Aber der Nobiskrug, das Ziel seiner heutigen Wanderschaft, war noch weit, und der frühe Winterabend breitete schon rings seine Dämmer aus, als Christian den mächtigen Tannenwald betrat, welchen die breite Landstrasse schnurgerade durchschnitt. Vor ihm in der Ferne des scheinbar endlosen Weges brannte das Abendroth und verklärte die schneebedeckten Tannenäste mit rosigem Schimmer; es war, als läge eine schöne himmlische Welt dort vor ihm ausgebreitet, die zu erreichen er nur tapfer darauf loszugehen brauche. Aber das ferne Feuer verdämmerte in einen zarten, rosigen Schein, und auch dieser verblasste allgemach. Nun segelte ihm zur Seite über den Wipfeln der Bäume die schmale Silbersichel des Mondes dahin wie ein mit Schätzen hochbeladener Kahn, und ringsum blitzten und funkelten die Sterne mit unsäglichem Glanze gleich köstlichen Edelsteinen. Christian vernahm nur das Tönen der eigenen Schritte auf dem knirschenden Schnee, und als er einmal stand und lauschte, weil er vermeinte, in der Ferne eine liebliche Musik zu hören, war es so still, dass nur ein sanftes Sieden in seinem Ohre war und er das leise Geknister der brennenden Sterne zu vernehmen glaubte.
So schritt er immer schneller dahin, denn die Nacht war bitter kalt und ihn begann zu frieren. Aber immer noch wollte der Nobiskrug nicht kommen und der Weg kein Ende nehmen. Ihm fielen nun manche Geschichten ein, welche man von diesem Wirthshause erzählte. Allerlei wunderliches Volk sollte da zu gewissen Zeiten verkehren, und besonders in der Sylvesternacht hütete sich jedermann, dort einzukehren, denn dann war es im Nobiskruge gar nicht richtig. Auch wenn jemand dort zu dieser Zeit vorsprechen wollte, so nützte es ihm nichts, denn der Wirth wies vornehm und gering mit der Einwendung zurück, sein Haus sei besetzt. Vorüberfahrende hatten dann wohl eine liebliche, geisterhafte Musik oder fröhlichen Gesang aus dem hellerleuchteten Hause tönen hören, was ihnen trotzdem ein seltsames Grausen einflösste, zumal in dem hellerleuchteten Zimmer, aus welchem diese Töne kamen, niemand zu sehen war. Zugleich verbreitete sich dann in der ganzen Gegend ein köstlicher Geruch von Gebratenem und Gebackenem und von herrlichem Punsch.

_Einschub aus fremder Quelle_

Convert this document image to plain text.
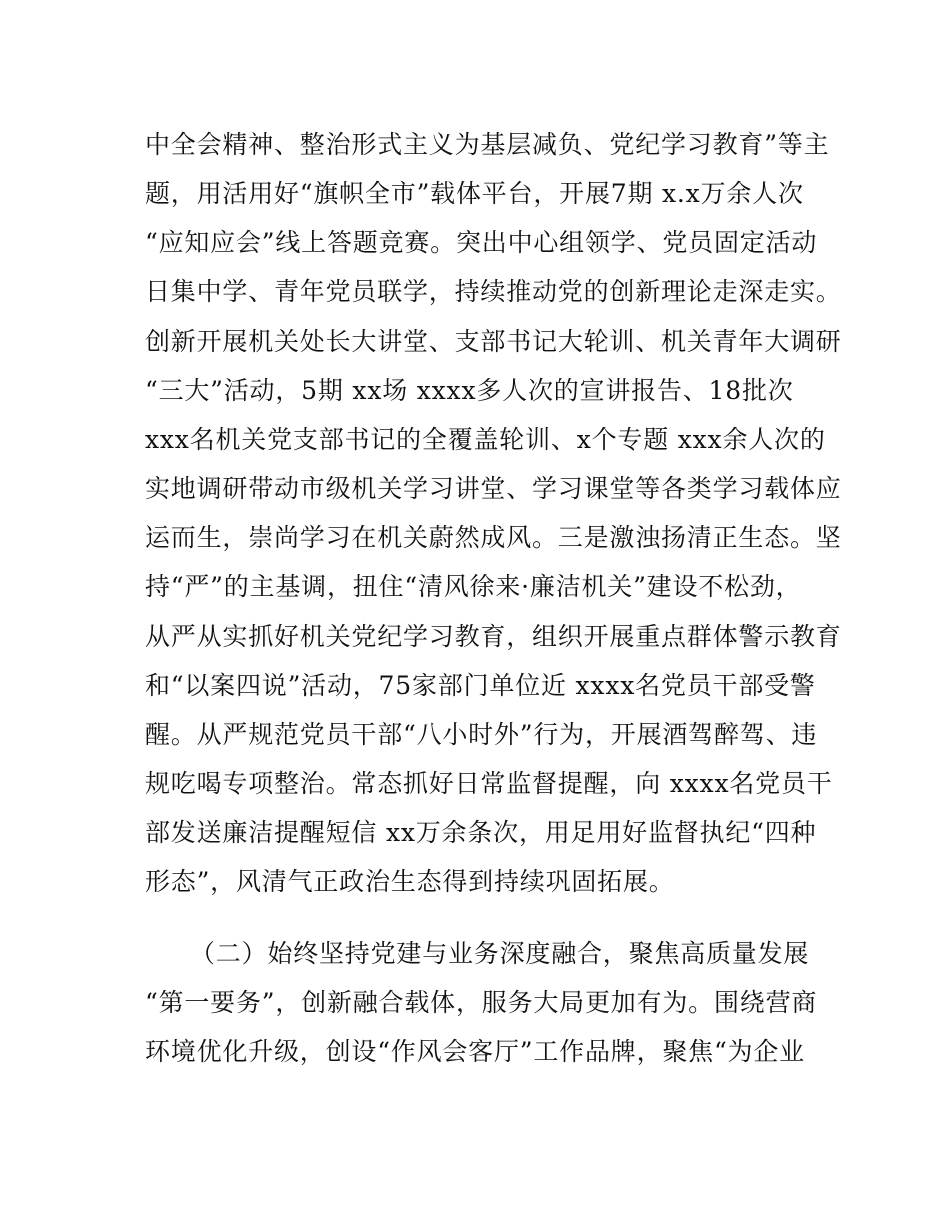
中全会精神、整治形式主义为基层减负、党纪学习教育”等主
题，用活用好“旗帜全市”载体平台，开展7期 x.x万余人次
“应知应会”线上答题竞赛。突出中心组领学、党员固定活动
日集中学、青年党员联学，持续推动党的创新理论走深走实。
创新开展机关处长大讲堂、支部书记大轮训、机关青年大调研
“三大”活动，5期 xx场 xxxx多人次的宣讲报告、18批次
xxx名机关党支部书记的全覆盖轮训、x个专题 xxx余人次的
实地调研带动市级机关学习讲堂、学习课堂等各类学习载体应
运而生，崇尚学习在机关蔚然成风。三是激浊扬清正生态。坚
持“严”的主基调，扭住“清风徐来·廉洁机关”建设不松劲，
从严从实抓好机关党纪学习教育，组织开展重点群体警示教育
和“以案四说”活动，75家部门单位近 xxxx名党员干部受警
醒。从严规范党员干部“八小时外”行为，开展酒驾醉驾、违
规吃喝专项整治。常态抓好日常监督提醒，向 xxxx名党员干
部发送廉洁提醒短信 xx万余条次，用足用好监督执纪“四种
形态”，风清气正政治生态得到持续巩固拓展。
（二）始终坚持党建与业务深度融合，聚焦高质量发展
“第一要务”，创新融合载体，服务大局更加有为。围绕营商
环境优化升级，创设“作风会客厅”工作品牌，聚焦“为企业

Solches fiel dem guten Christian plötzlich schwer auf die Seele, denn er hatte bis dahin noch gar nicht daran gedacht, dass er sich gerade die Sylvesternacht zu seiner Einkehr ausersehen hatte. Was sollte er nun wohl anfangen, müd, durchfroren und hungrig wie er war, da doch die nächste Wirtschaft noch drei Stunden weiter entfernt war? Unter diesen trüben Gedanken hatte er das Haupt hängen lassen, und als er es nun erhob, sah er mit einemmal einen hellen Lichtschein in den Schnee fallen und bemerkte, dass der Nobiskrug ganz dicht vor ihm lag. Er wollte jedenfalls sein Heil versuchen und schritt auf das aus allen Fenstern festlich leuchtende Haus zu.
Als er auf den Flur trat, kam gerade der Wirth aus der Küche und trug, ganz feurig im Gesicht und unter mächtigem Schnaufen, eine gewaltige Schale mit dampfendem Punsch vor sich her, während ein alter Herr, der einen langen talarähnlichen Pelz trug und ein rosiges, freundliches Antlitz mit einem ungeheuren, schneeweissen Bart zeigte, ihm bedächtig folgte. Als der Wirth den fremden Gast bemerkte, rief er ihm unter Schütteln des Kopfes abwehrend zu: »Ich kann Euch kein Quartier geben, es ist alles besetzt. Ihr könnt auch heute nichts bekommen, ich habe mein Haus an eine geschlossene Gesellschaft vergeben, die ungestört sein will.« Dazu mochte wohl der hungrige und frierende Christian ein sehr trübseliges Gesicht machen, denn der alte Herr, welcher den Fremdling mit theilnehmenden Blicken beobachtet hatte, sagte plötzlich: »Lasst den Mann nur ein zu uns. Er hat ein gutes Gesicht und ein Plätzchen wird sich schon finden.«
Der Wirth zuckte mit den Achseln, als wollte er sagen: »Nun, ich habe das Meinige gethan,« öffnete dann mit dem Ellbogen die Thür des grossen Gastzimmers, aus welchem das Rauschen eines fröhlichen Gespräches hervorschallte, und trug den Punsch hinein. Der alte Herr und Christian folgten ihm.
II. Das Abenteuer im Nobiskrug.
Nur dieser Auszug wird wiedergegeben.